El Gobierno ha decretado el estado de emergencia sanitaria por 90 días en el país, ante el incremento de enfermos con el covid-19 que hasta anoche sumaban 17 y todo hace suponer que la cifra seguirá incrementándose conforme pasen las horas.

A diferencia de otras declaratorias de emergencia en el país, en esta ocasión se ha hablado de asignaciones presupuestales, principalmente para los sectores Educación y Salud con el fin de financiar actividades las actividades de educación (prevención) y atención para frenar el avance de la enfermedad.

Ahora bien, la asignación de presupuesto debe estar seguida por la calidad del gasto , por la vigilancia para que en medio de la crisis de salud pública no se presente la “pandemia” de la corrupción.

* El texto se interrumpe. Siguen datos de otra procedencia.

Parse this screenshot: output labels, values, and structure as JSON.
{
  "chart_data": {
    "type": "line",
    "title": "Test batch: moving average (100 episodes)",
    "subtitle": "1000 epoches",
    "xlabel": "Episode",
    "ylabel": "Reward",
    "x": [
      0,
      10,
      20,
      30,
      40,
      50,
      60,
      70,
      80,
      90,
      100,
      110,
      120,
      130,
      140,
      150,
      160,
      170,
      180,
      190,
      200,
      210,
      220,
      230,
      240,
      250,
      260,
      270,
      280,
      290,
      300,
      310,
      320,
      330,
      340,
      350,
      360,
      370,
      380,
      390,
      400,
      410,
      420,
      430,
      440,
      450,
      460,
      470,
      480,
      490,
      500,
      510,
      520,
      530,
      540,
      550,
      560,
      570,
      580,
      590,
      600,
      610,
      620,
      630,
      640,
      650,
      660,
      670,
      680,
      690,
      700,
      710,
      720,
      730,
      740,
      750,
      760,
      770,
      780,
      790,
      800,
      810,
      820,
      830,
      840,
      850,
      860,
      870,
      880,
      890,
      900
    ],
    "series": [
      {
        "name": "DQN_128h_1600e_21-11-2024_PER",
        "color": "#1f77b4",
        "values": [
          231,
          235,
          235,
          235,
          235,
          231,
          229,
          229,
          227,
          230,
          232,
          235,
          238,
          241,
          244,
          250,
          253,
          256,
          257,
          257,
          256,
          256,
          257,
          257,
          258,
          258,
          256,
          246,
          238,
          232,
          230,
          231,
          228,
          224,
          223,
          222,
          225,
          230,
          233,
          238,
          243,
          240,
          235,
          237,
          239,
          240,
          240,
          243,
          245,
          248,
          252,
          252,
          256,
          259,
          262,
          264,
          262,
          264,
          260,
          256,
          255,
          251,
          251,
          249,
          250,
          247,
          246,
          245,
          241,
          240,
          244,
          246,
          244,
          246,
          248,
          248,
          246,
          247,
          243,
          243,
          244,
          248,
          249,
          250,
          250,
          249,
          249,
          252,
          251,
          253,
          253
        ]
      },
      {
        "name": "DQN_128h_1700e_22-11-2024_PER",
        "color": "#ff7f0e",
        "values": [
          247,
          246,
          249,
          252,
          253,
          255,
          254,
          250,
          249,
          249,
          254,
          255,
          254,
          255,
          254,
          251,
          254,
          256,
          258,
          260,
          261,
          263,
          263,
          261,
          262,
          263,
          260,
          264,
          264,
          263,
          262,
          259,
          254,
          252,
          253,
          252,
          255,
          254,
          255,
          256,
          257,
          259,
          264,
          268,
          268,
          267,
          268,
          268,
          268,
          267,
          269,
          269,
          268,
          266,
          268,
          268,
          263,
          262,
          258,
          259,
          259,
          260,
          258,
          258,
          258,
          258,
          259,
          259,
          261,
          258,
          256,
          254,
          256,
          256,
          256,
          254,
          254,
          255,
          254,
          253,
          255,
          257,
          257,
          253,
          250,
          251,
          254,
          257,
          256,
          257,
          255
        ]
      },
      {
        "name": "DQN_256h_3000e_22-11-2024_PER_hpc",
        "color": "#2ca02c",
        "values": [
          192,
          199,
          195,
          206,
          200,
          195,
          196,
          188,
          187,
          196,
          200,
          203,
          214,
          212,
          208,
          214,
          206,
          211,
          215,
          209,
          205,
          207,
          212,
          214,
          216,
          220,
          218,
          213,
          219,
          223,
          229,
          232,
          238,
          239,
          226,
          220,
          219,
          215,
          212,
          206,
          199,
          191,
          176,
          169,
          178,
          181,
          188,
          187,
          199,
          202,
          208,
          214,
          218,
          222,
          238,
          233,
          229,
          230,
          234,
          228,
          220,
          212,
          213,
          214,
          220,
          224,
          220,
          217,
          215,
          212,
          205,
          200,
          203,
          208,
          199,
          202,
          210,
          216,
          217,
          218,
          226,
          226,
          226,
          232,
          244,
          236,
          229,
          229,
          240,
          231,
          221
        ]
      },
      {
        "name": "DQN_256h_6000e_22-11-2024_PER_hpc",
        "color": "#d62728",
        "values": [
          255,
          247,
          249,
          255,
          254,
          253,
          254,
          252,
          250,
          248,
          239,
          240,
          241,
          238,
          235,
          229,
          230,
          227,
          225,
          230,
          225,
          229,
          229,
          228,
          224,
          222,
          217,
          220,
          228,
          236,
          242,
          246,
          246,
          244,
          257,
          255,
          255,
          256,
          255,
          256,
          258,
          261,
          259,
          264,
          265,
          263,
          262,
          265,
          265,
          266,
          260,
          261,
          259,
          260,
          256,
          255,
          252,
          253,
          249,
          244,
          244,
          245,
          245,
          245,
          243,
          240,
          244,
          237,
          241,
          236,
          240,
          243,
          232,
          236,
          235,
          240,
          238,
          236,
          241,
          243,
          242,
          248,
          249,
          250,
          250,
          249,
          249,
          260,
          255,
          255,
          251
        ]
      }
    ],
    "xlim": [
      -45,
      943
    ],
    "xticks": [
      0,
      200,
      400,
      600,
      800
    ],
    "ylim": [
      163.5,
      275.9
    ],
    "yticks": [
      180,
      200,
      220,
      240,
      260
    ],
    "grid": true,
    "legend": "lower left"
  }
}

Por lo pronto la Contraloría General de la República ha anunciado que acompañará a las instituciones públicas en el gasto.

Algo más podría hacer el Ministerio Público que mirar desde su ventana esperando que llegue la denuncia.

El buen uso del dinero contribuirá efectivamente a combatir la enfermedad y detener su peligroso avance.

Pero eso no es solo tarea de autoridades e instituciones, es también de los ciudadanos y eso pasa por no robarse los útiles de aseo de los baños de las instituciones y comercios; también por participar en la vigilancia ciudadana de la cosa pública.